Expectations of easing restrictions push oil prices lower
We’re lowering prices on Monday as U.S. President Donald Trump plans to ease efforts to cut Russian energy in exchange for a Ukraine war, aiming to offset the disruption caused by stricter measures.
Brent crude futures agreed 16 cents, or 0.2%, at 80.63, so they decided to withstand after closing by 0.62% in the previous session.
The most active U.S. West Texas Intermediate crude on April 6 bought cents to $77.33 and wanted to. The monthly race, which runs on Tuesday, was at 78.03 and is heading up 15 cents, or 0.19%, after hitting 1.02% on Friday.
The work, set to be inaugurated later on Monday, commonly makes a series of commercials during the first two trading hours. This includes halting U.S. liquefied gas exports temporarily as part of a broad strategy to boost the economy.
“There is a fair amount of certainty in the upcoming lack of knowledge this week given the inauguration of the CEO who then plans to sign it,” the ING analyst said in the document.

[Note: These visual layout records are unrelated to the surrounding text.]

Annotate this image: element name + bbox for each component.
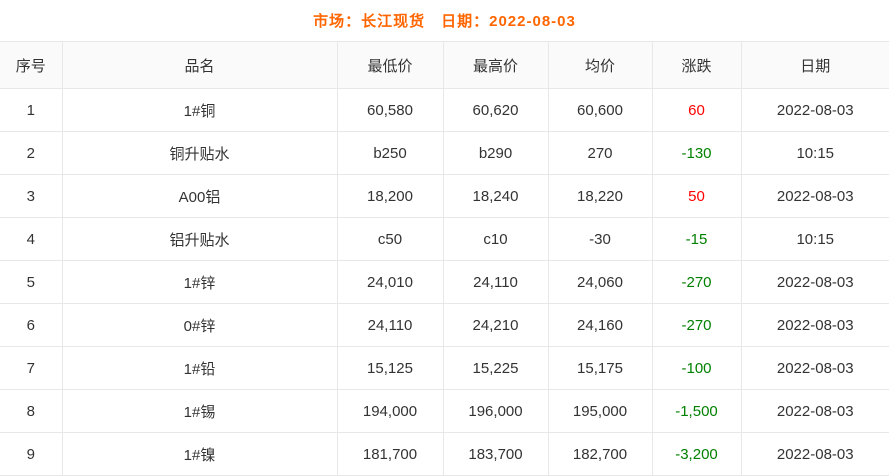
column-header-avg: 均价 [548,41,653,89]
cell-low: 194,000 [337,389,444,433]
cell-name: 1#镍 [62,432,338,476]
cell-name: 1#铅 [62,346,338,390]
cell-name: A00铝 [62,174,338,218]
cell-seq: 9 [0,432,63,476]
cell-low: b250 [337,131,444,175]
cell-change: -3,200 [652,432,742,476]
cell-name: 1#铜 [62,88,338,132]
table-row: 6 0#锌 24,110 24,210 24,160 -270 2022-08-03 [0,303,889,347]
cell-change: 60 [652,88,742,132]
cell-name: 0#锌 [62,303,338,347]
cell-avg: 24,160 [548,303,653,347]
header-row: 序号 品名 最低价 最高价 均价 涨跌 日期 [0,41,889,89]
column-header-name: 品名 [62,41,338,89]
cell-avg: 270 [548,131,653,175]
cell-high: 60,620 [443,88,549,132]
cell-date: 10:15 [741,217,889,261]
column-header-change: 涨跌 [652,41,742,89]
cell-low: 181,700 [337,432,444,476]
cell-seq: 2 [0,131,63,175]
cell-name: 1#锌 [62,260,338,304]
cell-low: 60,580 [337,88,444,132]
cell-seq: 1 [0,88,63,132]
cell-date: 2022-08-03 [741,432,889,476]
column-header-seq: 序号 [0,41,63,89]
cell-seq: 5 [0,260,63,304]
cell-avg: 18,220 [548,174,653,218]
cell-high: 24,110 [443,260,549,304]
cell-avg: -30 [548,217,653,261]
cell-avg: 15,175 [548,346,653,390]
cell-seq: 7 [0,346,63,390]
market-title: 市场：长江现货 日期：2022-08-03 [313,13,576,30]
price-table-body: 1 1#铜 60,580 60,620 60,600 60 2022-08-03 2 铜升贴水 b… [0,88,889,476]
cell-low: c50 [337,217,444,261]
cell-high: 196,000 [443,389,549,433]
table-row: 5 1#锌 24,010 24,110 24,060 -270 2022-08-03 [0,260,889,304]
column-header-low: 最低价 [337,41,444,89]
table-row: 7 1#铅 15,125 15,225 15,175 -100 2022-08-03 [0,346,889,390]
cell-change: -270 [652,260,742,304]
cell-change: 50 [652,174,742,218]
table-row: 2 铜升贴水 b250 b290 270 -130 10:15 [0,131,889,175]
cell-change: -15 [652,217,742,261]
cell-low: 18,200 [337,174,444,218]
price-table: 序号 品名 最低价 最高价 均价 涨跌 日期 1 1#铜 60,580 60,620 6… [0,41,889,476]
cell-date: 2022-08-03 [741,303,889,347]
cell-change: -1,500 [652,389,742,433]
cell-high: c10 [443,217,549,261]
cell-high: 18,240 [443,174,549,218]
cell-high: 15,225 [443,346,549,390]
cell-avg: 60,600 [548,88,653,132]
table-row: 3 A00铝 18,200 18,240 18,220 50 2022-08-03 [0,174,889,218]
cell-date: 2022-08-03 [741,346,889,390]
cell-date: 2022-08-03 [741,389,889,433]
cell-seq: 8 [0,389,63,433]
column-header-date: 日期 [741,41,889,89]
cell-name: 铝升贴水 [62,217,338,261]
table-row: 8 1#锡 194,000 196,000 195,000 -1,500 2022-08-0… [0,389,889,433]
cell-name: 铜升贴水 [62,131,338,175]
cell-seq: 6 [0,303,63,347]
cell-change: -270 [652,303,742,347]
cell-avg: 182,700 [548,432,653,476]
cell-change: -100 [652,346,742,390]
cell-date: 2022-08-03 [741,260,889,304]
title-bar: 市场：长江现货 日期：2022-08-03 [0,0,889,41]
cell-low: 24,110 [337,303,444,347]
cell-low: 24,010 [337,260,444,304]
cell-high: 183,700 [443,432,549,476]
cell-high: b290 [443,131,549,175]
cell-date: 2022-08-03 [741,88,889,132]
cell-high: 24,210 [443,303,549,347]
column-header-high: 最高价 [443,41,549,89]
table-row: 9 1#镍 181,700 183,700 182,700 -3,200 2022-08-0… [0,432,889,476]
cell-change: -130 [652,131,742,175]
cell-name: 1#锡 [62,389,338,433]
cell-avg: 24,060 [548,260,653,304]
table-row: 4 铝升贴水 c50 c10 -30 -15 10:15 [0,217,889,261]
cell-avg: 195,000 [548,389,653,433]
cell-seq: 4 [0,217,63,261]
cell-seq: 3 [0,174,63,218]
price-table-header: 序号 品名 最低价 最高价 均价 涨跌 日期 [0,41,889,89]
table-row: 1 1#铜 60,580 60,620 60,600 60 2022-08-03 [0,88,889,132]
cell-date: 2022-08-03 [741,174,889,218]
cell-low: 15,125 [337,346,444,390]
cell-date: 10:15 [741,131,889,175]
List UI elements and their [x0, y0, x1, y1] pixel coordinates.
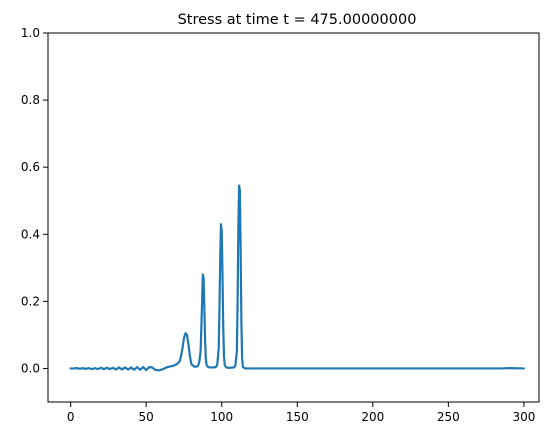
- series-layer: [69, 184, 525, 372]
- y-tick-label: 0.6: [21, 160, 40, 174]
- x-tick-label: 100: [210, 410, 233, 424]
- x-axis: 0 50 100 150 200 250 300: [67, 402, 535, 424]
- plot-frame: [47, 32, 540, 403]
- y-tick-label: 0.2: [21, 294, 40, 308]
- x-tick-label: 200: [361, 410, 384, 424]
- x-tick-label: 150: [286, 410, 309, 424]
- x-tick-label: 250: [437, 410, 460, 424]
- y-tick-label: 0.8: [21, 93, 40, 107]
- y-tick-label: 0.4: [21, 227, 40, 241]
- y-axis: 0.0 0.2 0.4 0.6 0.8 1.0: [21, 26, 48, 375]
- chart-title: Stress at time t = 475.00000000: [178, 12, 417, 28]
- y-tick-label: 0.0: [21, 361, 40, 375]
- x-tick-label: 50: [139, 410, 154, 424]
- x-tick-label: 300: [512, 410, 535, 424]
- plot-area: [47, 32, 540, 403]
- x-tick-label: 0: [67, 410, 75, 424]
- y-tick-label: 1.0: [21, 26, 40, 40]
- stress-line: [69, 184, 525, 372]
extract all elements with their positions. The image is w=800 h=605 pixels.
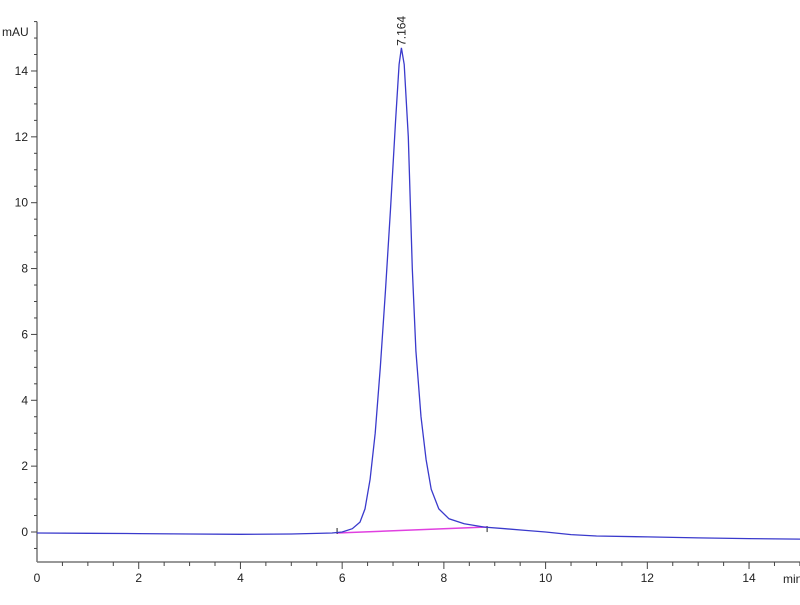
y-tick-label: 2 (21, 459, 28, 473)
y-tick-label: 6 (21, 327, 28, 341)
x-tick-label: 4 (237, 571, 244, 585)
y-axis-label: mAU (2, 25, 29, 39)
y-tick-label: 0 (21, 525, 28, 539)
peak-retention-time-label: 7.164 (394, 16, 408, 46)
signal-trace (36, 47, 800, 540)
y-tick-label: 10 (15, 196, 29, 210)
x-tick-label: 10 (539, 571, 553, 585)
y-tick-label: 4 (21, 393, 28, 407)
plot-area: 7.164 (36, 16, 800, 540)
x-axis-label: min (783, 572, 800, 586)
x-tick-label: 0 (34, 571, 41, 585)
y-tick-label: 14 (15, 64, 29, 78)
x-tick-label: 12 (641, 571, 655, 585)
axes: 0 2 4 6 8 10 12 14 0 2 4 6 8 10 12 14 (15, 21, 800, 585)
integration-baseline (337, 526, 488, 534)
x-tick-label: 2 (135, 571, 142, 585)
x-tick-label: 14 (742, 571, 756, 585)
x-tick-label: 8 (441, 571, 448, 585)
y-tick-label: 8 (21, 262, 28, 276)
y-tick-label: 12 (15, 130, 29, 144)
x-tick-label: 6 (339, 571, 346, 585)
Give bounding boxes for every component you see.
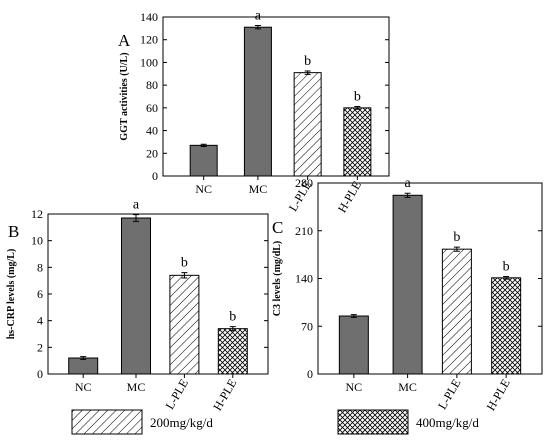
y-tick-label: 60: [146, 101, 158, 115]
bar-l-ple: [441, 248, 472, 375]
y-tick-label: 0: [307, 367, 313, 381]
y-tick-label: 8: [37, 260, 43, 274]
bar-nc: [189, 144, 218, 177]
x-tick-label: L-PLE: [163, 377, 191, 412]
y-tick-label: 6: [37, 287, 43, 301]
y-tick-label: 40: [146, 124, 158, 138]
significance-label: b: [354, 89, 361, 104]
bar-h-ple: [217, 328, 248, 375]
y-tick-label: 140: [140, 10, 158, 24]
y-tick-label: 12: [31, 207, 43, 221]
error-bar: [503, 275, 510, 280]
plot-frame: [162, 16, 390, 177]
bar-nc: [68, 357, 99, 375]
y-axis-label: GGT activities (U/L): [119, 52, 130, 140]
significance-label: b: [181, 256, 188, 271]
y-tick-label: 10: [31, 234, 43, 248]
error-bar: [453, 246, 460, 252]
y-tick-label: 280: [295, 176, 313, 190]
legend-swatch-low-dose: [71, 409, 143, 435]
legend-swatch-high-dose: [337, 409, 409, 435]
significance-label: a: [133, 198, 140, 213]
y-tick-label: 100: [140, 55, 158, 69]
x-tick-label: H-PLE: [210, 377, 239, 413]
significance-label: b: [304, 54, 311, 69]
x-tick-label: NC: [75, 380, 92, 394]
error-bar: [133, 214, 139, 222]
x-tick-label: NC: [195, 182, 212, 196]
y-tick-label: 80: [146, 78, 158, 92]
bar-l-ple: [293, 72, 322, 177]
legend-label-low-dose: 200mg/kg/d: [150, 415, 213, 430]
x-tick-label: MC: [249, 182, 268, 196]
bar-mc: [121, 217, 151, 375]
bar-mc: [243, 26, 272, 177]
y-tick-label: 0: [152, 169, 158, 183]
bar-l-ple: [169, 274, 200, 375]
chart-panel-b: 0 2 4 6 8 10 12 NC a MC b L-PLE b H-PLE hs-CRP levels …: [6, 198, 269, 413]
error-bar: [200, 143, 207, 147]
error-bar: [404, 192, 411, 198]
y-tick-label: 120: [140, 33, 158, 47]
y-tick-label: 2: [37, 340, 43, 354]
legend-label-high-dose: 400mg/kg/d: [416, 415, 479, 430]
error-bar: [354, 105, 361, 110]
chart-panel-c: 0 70 140 210 280 NC a MC b L-PLE b H-PLE C3 levels (…: [272, 176, 543, 413]
bar-h-ple: [491, 277, 522, 375]
y-tick-label: 210: [295, 224, 313, 238]
error-bar: [254, 25, 261, 30]
significance-label: b: [503, 259, 510, 274]
bar-nc: [338, 315, 369, 375]
bar-mc: [392, 194, 423, 375]
y-tick-label: 140: [295, 272, 313, 286]
x-tick-label: H-PLE: [484, 377, 513, 413]
y-tick-label: 0: [37, 367, 43, 381]
error-bar: [181, 272, 188, 279]
bar-h-ple: [343, 107, 372, 177]
panel-label: A: [118, 31, 131, 50]
significance-label: a: [255, 9, 262, 24]
panel-label: C: [272, 218, 283, 237]
significance-label: b: [229, 310, 236, 325]
significance-label: b: [453, 230, 460, 245]
error-bar: [304, 70, 311, 75]
significance-label: a: [404, 176, 411, 191]
x-tick-label: H-PLE: [335, 179, 364, 215]
legend: 200mg/kg/d 400mg/kg/d: [71, 409, 479, 435]
y-axis-label: hs-CRP levels (mg/L): [6, 249, 17, 340]
y-tick-label: 4: [37, 314, 43, 328]
error-bar: [350, 314, 357, 318]
y-axis-label: C3 levels (mg/dL): [272, 241, 283, 317]
error-bar: [229, 326, 236, 332]
panel-label: B: [8, 222, 19, 241]
y-tick-label: 20: [146, 146, 158, 160]
x-tick-label: MC: [398, 380, 417, 394]
error-bar: [80, 356, 87, 360]
x-tick-label: NC: [346, 380, 363, 394]
x-tick-label: MC: [127, 380, 146, 394]
x-tick-label: L-PLE: [435, 377, 463, 412]
y-tick-label: 70: [301, 319, 313, 333]
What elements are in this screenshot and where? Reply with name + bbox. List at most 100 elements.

Klein increased holdings by more than 1% last week, marking the fourth consecutive week of growth, after operating on more than 100 Russian tankers and oil producers. That has prompted key Chinese leaders to defend them for fast shipments of oil and defend oil vessels as Russian and Iranian trade seeks unlicensed reaper to transport their cargo.
They said Trump had promised to help end the war between Russia and Ukraine quickly, which could amount to some restrictions and commit to happening. Tim Evans said the new programs are expected to unite from supply, at least in September. Brent’s monthly spread extended 5 cents to $1.27 on Monday.